Another important provision of Regulation No. 31 is that local merchants on e-commerce platforms are required to apply for business registration. Merchants trading on e-commerce platforms must obtain a Business Identification Number (NIB). This requirement replaces the previous requirement under Regulation 50 to obtain a company business license through an electronic system (SIUPSE).
For foreign merchants, they need to submit the following information to their e-commerce platform:
- The identity of the foreign merchant, including the name and address of the foreign merchant’s country of origin;
- Business license issued by an authorized agency in the country of origin, certified by the following agencies/persons:
- The competent authority of a State party to the Convention abolition of the Requirement for Authentication of Foreign Public Documents; or
- Official representative of Indonesia in the country of origin, if that country is not a party to the Convention on the Abolition of the Requirement for Legalization of Foreign Public Documents.
- Proof that goods and/or services meet specified standards or technical requirements; and
- The bank account number used for the transaction.
There is also a rather general provision in the regulations that requires all platforms to submit “data and/or information in accordance with the provisions of law to non-ministerial government agencies performing government affairs in the field of statistics” (the Central Bureau of Statistics ). However, how this mechanism will be implemented for Forgotten Platforms remains unclear.

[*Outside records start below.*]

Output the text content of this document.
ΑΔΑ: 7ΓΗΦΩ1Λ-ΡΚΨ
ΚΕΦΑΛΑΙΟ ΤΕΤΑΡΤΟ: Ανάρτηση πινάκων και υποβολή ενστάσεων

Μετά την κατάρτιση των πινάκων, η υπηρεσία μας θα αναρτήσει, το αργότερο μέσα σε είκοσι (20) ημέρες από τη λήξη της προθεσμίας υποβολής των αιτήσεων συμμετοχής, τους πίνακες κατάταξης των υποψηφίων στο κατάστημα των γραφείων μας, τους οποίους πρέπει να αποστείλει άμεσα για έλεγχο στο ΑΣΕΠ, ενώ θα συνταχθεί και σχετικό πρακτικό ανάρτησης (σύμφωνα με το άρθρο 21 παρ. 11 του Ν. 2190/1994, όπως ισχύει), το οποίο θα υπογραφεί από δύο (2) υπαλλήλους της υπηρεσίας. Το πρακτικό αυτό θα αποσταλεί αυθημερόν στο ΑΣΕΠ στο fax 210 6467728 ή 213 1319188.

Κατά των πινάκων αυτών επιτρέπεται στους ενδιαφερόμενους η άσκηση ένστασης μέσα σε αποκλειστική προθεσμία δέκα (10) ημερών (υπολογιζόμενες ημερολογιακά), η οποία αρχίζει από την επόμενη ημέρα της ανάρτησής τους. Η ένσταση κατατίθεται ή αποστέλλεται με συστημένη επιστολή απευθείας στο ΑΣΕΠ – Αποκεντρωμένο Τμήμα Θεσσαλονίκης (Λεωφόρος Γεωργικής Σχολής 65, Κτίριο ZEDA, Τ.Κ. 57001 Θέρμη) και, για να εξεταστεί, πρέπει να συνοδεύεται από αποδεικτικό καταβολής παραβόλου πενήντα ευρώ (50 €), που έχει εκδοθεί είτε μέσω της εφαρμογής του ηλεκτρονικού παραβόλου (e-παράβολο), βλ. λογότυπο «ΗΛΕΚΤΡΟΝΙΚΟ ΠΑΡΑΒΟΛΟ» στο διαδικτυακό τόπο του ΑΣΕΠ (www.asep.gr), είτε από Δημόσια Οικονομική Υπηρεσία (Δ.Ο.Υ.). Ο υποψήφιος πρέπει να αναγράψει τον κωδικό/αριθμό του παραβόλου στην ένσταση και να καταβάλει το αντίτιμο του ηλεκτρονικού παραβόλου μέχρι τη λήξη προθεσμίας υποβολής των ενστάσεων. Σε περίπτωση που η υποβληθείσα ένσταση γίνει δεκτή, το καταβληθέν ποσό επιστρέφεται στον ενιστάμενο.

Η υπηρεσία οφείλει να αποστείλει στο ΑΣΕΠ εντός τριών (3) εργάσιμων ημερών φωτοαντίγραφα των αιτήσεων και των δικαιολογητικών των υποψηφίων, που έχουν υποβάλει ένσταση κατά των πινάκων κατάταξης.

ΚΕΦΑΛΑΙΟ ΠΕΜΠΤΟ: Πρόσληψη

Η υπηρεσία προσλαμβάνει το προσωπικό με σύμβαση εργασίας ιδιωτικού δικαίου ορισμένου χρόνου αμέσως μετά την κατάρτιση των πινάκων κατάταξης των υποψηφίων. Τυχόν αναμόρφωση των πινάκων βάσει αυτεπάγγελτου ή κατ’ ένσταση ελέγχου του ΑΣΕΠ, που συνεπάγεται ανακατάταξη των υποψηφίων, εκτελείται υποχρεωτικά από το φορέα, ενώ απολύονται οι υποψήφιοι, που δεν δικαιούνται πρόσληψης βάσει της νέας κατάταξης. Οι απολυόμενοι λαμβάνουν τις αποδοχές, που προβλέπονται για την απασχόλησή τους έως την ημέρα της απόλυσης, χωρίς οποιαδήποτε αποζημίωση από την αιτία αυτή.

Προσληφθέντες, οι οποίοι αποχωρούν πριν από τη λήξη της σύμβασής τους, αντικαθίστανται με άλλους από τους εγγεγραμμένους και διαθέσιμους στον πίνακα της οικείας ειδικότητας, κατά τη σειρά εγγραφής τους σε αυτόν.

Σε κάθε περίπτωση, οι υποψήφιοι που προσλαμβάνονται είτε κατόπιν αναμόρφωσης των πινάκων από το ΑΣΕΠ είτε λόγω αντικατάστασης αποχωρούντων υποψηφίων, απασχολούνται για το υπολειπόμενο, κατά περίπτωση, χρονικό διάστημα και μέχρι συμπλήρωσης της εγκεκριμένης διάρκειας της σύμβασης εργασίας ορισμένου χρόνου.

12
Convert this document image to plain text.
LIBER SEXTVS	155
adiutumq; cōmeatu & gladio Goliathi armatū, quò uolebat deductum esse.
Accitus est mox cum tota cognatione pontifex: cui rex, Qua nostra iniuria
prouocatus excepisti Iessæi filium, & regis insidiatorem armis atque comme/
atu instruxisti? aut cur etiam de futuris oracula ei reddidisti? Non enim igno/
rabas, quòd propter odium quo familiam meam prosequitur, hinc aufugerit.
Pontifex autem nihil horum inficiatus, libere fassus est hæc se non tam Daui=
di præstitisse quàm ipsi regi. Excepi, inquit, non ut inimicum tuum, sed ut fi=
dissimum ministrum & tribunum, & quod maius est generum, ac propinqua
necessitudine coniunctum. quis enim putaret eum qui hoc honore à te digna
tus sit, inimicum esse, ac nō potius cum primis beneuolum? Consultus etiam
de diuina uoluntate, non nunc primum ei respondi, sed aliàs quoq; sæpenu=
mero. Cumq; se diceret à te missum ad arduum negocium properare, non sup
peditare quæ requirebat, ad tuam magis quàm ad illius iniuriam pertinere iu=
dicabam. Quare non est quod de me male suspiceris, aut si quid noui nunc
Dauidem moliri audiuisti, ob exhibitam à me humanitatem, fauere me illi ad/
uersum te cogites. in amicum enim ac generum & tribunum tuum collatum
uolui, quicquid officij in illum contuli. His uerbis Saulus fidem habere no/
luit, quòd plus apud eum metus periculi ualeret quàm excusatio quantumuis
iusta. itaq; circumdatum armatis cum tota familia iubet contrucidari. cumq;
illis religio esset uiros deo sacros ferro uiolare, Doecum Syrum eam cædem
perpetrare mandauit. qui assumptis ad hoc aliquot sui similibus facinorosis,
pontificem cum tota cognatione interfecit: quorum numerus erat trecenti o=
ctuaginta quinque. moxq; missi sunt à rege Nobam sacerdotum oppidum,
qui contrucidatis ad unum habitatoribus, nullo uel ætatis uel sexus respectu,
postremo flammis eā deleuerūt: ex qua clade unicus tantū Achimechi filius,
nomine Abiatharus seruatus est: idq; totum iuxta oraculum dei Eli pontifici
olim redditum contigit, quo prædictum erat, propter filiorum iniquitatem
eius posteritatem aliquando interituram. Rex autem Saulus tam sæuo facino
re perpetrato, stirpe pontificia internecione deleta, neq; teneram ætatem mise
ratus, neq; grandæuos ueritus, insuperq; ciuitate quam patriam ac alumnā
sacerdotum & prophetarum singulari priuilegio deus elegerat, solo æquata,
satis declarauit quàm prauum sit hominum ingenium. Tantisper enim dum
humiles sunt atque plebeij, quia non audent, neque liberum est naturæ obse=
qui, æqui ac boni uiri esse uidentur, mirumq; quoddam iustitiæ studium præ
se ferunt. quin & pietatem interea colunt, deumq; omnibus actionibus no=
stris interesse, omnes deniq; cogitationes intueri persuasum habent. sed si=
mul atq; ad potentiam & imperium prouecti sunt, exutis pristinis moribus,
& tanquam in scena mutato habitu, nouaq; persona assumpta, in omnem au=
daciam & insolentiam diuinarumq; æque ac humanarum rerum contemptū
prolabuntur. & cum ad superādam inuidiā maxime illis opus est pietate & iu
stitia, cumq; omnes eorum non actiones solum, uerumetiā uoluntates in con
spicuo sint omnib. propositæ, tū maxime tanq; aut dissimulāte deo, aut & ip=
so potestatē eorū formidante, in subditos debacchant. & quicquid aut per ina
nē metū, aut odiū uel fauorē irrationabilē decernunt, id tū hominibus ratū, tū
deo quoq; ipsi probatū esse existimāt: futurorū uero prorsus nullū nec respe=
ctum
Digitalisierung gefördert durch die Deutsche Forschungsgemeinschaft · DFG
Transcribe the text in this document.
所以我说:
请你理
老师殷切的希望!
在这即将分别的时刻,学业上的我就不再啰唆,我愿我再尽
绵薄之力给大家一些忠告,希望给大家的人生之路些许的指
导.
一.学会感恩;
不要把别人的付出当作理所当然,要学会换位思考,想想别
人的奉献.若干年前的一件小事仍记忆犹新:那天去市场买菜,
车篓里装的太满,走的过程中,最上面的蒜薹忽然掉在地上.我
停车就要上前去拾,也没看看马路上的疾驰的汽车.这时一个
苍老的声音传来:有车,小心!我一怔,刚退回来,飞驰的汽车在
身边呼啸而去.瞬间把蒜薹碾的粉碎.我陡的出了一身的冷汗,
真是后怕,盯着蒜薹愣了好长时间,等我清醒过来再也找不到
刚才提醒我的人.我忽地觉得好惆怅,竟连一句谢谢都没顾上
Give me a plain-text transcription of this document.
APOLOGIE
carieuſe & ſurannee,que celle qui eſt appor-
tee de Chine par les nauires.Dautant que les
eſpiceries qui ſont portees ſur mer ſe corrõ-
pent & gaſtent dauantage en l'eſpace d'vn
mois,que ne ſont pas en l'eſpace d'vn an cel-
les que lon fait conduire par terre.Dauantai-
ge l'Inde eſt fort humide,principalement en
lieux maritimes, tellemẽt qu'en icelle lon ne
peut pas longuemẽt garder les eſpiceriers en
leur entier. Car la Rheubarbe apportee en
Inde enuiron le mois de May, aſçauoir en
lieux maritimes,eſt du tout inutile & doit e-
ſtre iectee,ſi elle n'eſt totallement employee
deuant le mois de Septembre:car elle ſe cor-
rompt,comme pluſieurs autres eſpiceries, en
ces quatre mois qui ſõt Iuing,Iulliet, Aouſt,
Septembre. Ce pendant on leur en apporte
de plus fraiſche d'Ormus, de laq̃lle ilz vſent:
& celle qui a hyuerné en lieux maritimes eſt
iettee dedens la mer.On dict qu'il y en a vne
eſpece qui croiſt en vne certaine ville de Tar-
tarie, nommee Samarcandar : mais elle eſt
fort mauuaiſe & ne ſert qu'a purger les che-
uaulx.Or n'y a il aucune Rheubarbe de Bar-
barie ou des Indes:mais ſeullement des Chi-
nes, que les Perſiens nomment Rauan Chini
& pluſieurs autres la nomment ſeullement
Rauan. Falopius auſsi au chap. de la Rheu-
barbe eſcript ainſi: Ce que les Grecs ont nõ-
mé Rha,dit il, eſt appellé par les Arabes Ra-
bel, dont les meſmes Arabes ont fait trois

We reported on this when Indonesia issued Regulation No. 50 in 2020. Since then, we have not seen any clear regulatory measures from Indonesia regarding the requirements for setting up a local representative office. We will continue to monitor developments in this regard to see whether the government’s attitude has changed under Regulation 31. On the registration front, the government (through the Ministry of Information and Communications) is reportedly actively enforcing revised requirements for “Private Sector Electronic Systems Operators (ESOs)”, which encompasses most websites and online services – see the Ministry of Information and Communications’ article on Regulation 2(1) of Regulation No. 5 of 2020 “Private Sector Electronic Systems Operators”.
Major changes / new regulations
One of the most noteworthy new provisions of the new regulations is the prohibition of payment transactions on “social e-commerce” platforms.
The official reasons given by the government were “fair trade regulation” and “fair protection of small and medium-sized enterprises”. However, some believe the move is an attempt to limit the entry of foreign social media platforms into an e-commerce sector still dominated by local operators.
Minister of Information and Communications Budi Arie highlighted this role in preventing monopolistic behavior and advancing data protection measures.
Another important new regulation is that the minimum selling price for overseas merchants cannot be less than $100. The minimum price for foreign e-commerce merchants selling goods into Indonesia is US$100 per item or its equivalent. The regulations also provide that the ministry will compile a list of goods that are not subject to the $100 minimum, which has not yet been published.
It is also important to note that the regulations require PPMSE to submit data “in accordance with the provisions of laws and regulations to the non-ministerial government agency responsible for government affairs in the field of statistics” ( the Central Bureau of Statistics ). We will pay close attention to further regulations regarding data collection that will be released later.
In conclusion
Therefore, foreign e-commerce merchants targeting the Indonesian market must re-examine their product pricing to avoid violating the minimum price regulations. Popular overseas e-commerce platforms may need to pay attention to this, as they may be under the surveillance of the Indonesian government. Such breaches may be more easily “detected” by authorities than when an electronic system trading operator reaches the 1,000-transaction limit for the year.